Deep Learning for Mandarin-Tibetan Cross-Lingual Speech Synthesis

Authors :: Weizhao Zhang
Hongwu Yang
Xiaolong Bu
Lili Wang
Source :: IEEE Access, Vol 7, Pp 167884-167894 (2019)
Publication Year :: 2019
Publisher :: IEEE, 2019.
Abstract: This paper proposes a deep learning-based Mandarin-Tibetan cross-lingual speech synthesis to realize both Mandarin speech synthesis and Tibetan speech synthesis under a unique framework. Because Tibetan training corpus is hard to record, we train the acoustic models with a large scale Mandarin multi-speaker corpus and a small scale Tibetan one-speaker corpus. The acoustic models are trained with deep neural network (DNN), hybrid long short-term memory (LSTM), and hybrid bi-directional long short-term memory (BLSTM). We also further extend our Chinese text analyzer by adding a Tibetan text analyzer for generating context-dependent labels from input Chinese or Tibetan sentences. The Tibetan text analyzer includes a text normalization, a novel Tibetan word segmentation that combines a BLSTM with conditional random field, a prosodic boundary prediction, and a grapheme-to-phoneme conversion. We select the initials and the finals of both Mandarin and Tibetan as the speech synthesis units to train a speaker-independent mixed language average voice model (AVM) with DNN, hybrid LSTM, and hybrid BLSTM from Mandarin and Tibetan mixed corpus. Then the speaker adaptation is applied to train speaker-dependent DNN, hybrid LSTM, or hybrid BLSTM models of Mandarin or Tibetan with a small target speaker corpus from an AVM. Finally, we synthesize the Mandarin speech, or Tibetan speech though the speaker-dependent Mandarin or Tibetan models.

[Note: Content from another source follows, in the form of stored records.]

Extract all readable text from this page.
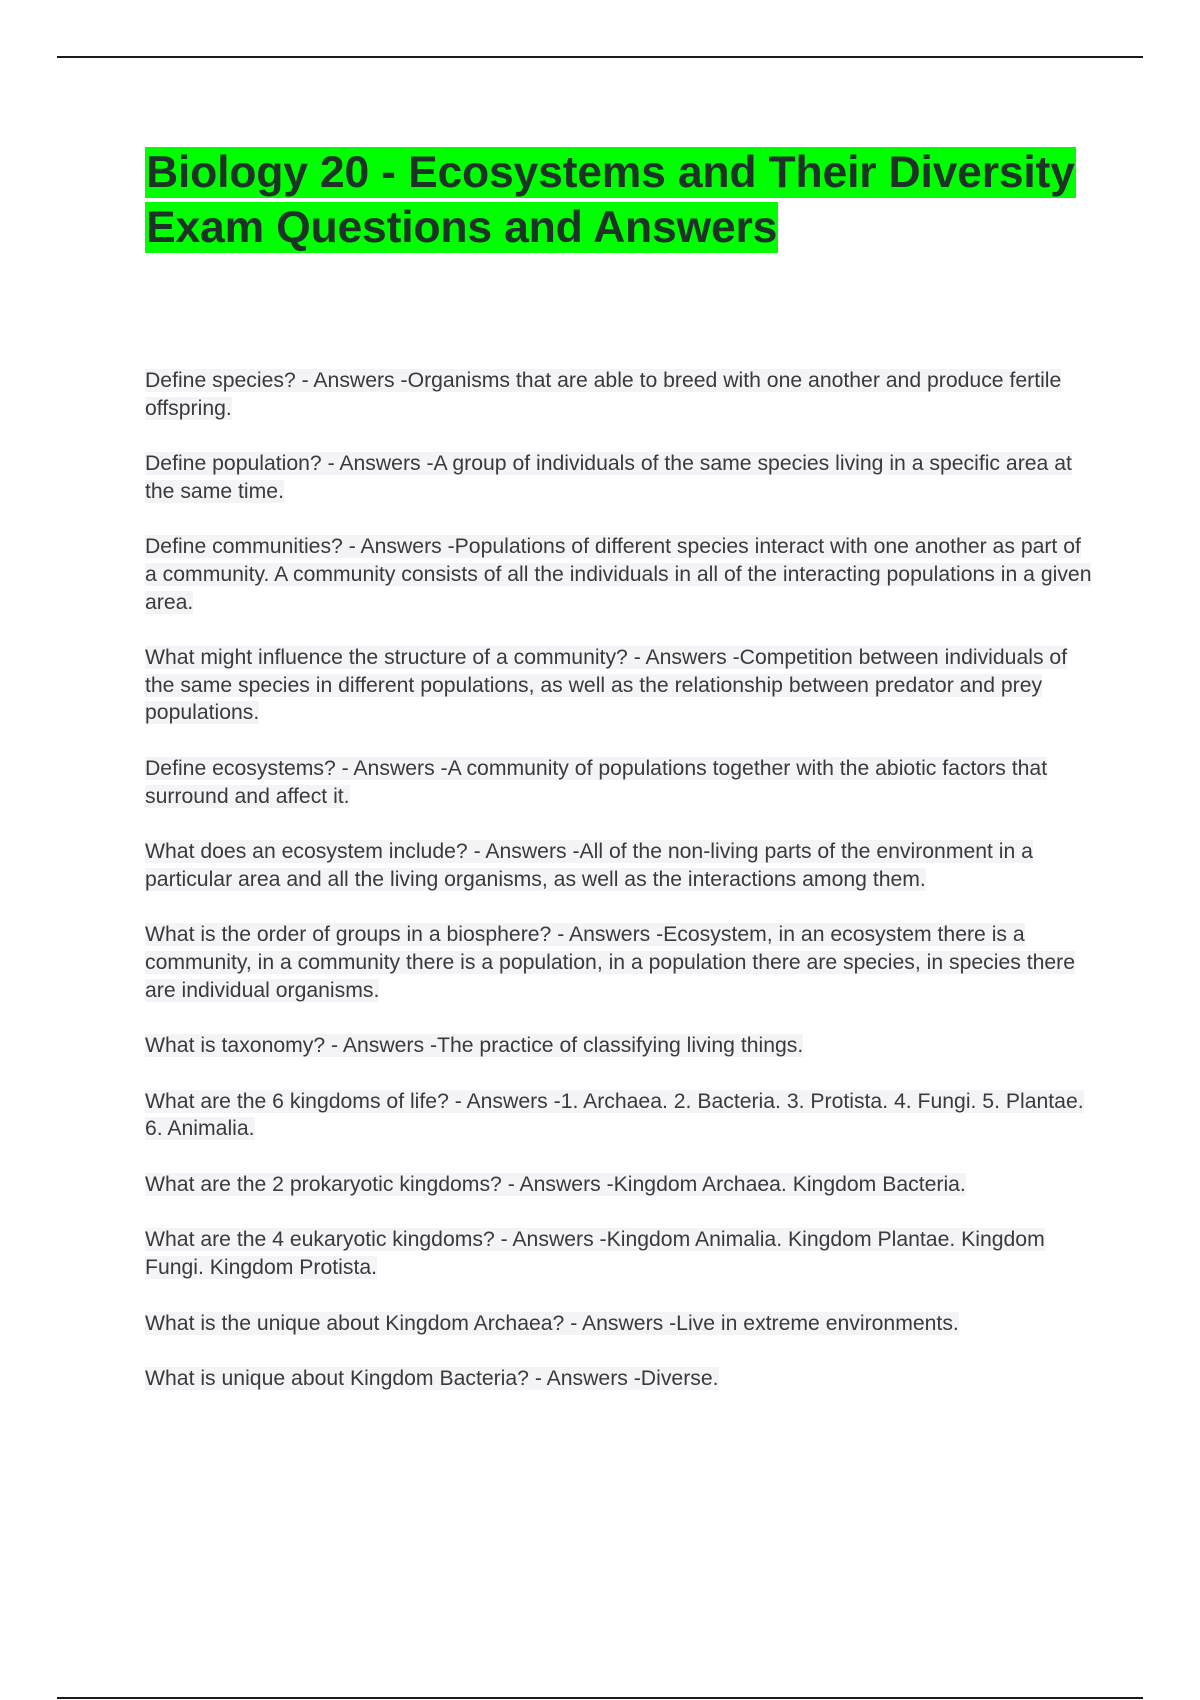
Biology 20 - Ecosystems and Their Diversity Exam Questions and Answers

Define species? - Answers -Organisms that are able to breed with one another and produce fertile offspring.

Define population? - Answers -A group of individuals of the same species living in a specific area at the same time.

Define communities? - Answers -Populations of different species interact with one another as part of a community. A community consists of all the individuals in all of the interacting populations in a given area.

What might influence the structure of a community? - Answers -Competition between individuals of the same species in different populations, as well as the relationship between predator and prey populations.

Define ecosystems? - Answers -A community of populations together with the abiotic factors that surround and affect it.

What does an ecosystem include? - Answers -All of the non-living parts of the environment in a particular area and all the living organisms, as well as the interactions among them.

What is the order of groups in a biosphere? - Answers -Ecosystem, in an ecosystem there is a community, in a community there is a population, in a population there are species, in species there are individual organisms.

What is taxonomy? - Answers -The practice of classifying living things.

What are the 6 kingdoms of life? - Answers -1. Archaea. 2. Bacteria. 3. Protista. 4. Fungi. 5. Plantae. 6. Animalia.

What are the 2 prokaryotic kingdoms? - Answers -Kingdom Archaea. Kingdom Bacteria.

What are the 4 eukaryotic kingdoms? - Answers -Kingdom Animalia. Kingdom Plantae. Kingdom Fungi. Kingdom Protista.

What is the unique about Kingdom Archaea? - Answers -Live in extreme environments.

What is unique about Kingdom Bacteria? - Answers -Diverse.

The experiments show that the hybrid BLSTM-based cross-lingual speech synthesis framework is better than the other two cross-lingual frameworks and the Tibetan monolingual framework. The mixed Tibetan training corpus does not influence the voice quality of synthesized Mandarin speech. Furthermore, the hybrid BLSTM-based cross-lingual speech synthesis framework only needs 60% of the training corpus to synthesize a similar voice as the Tibetan monolingual framework. Therefore, the proposed method can be used for speech synthesis of low resource languages by borrowing the same tremendous resource language's corpus.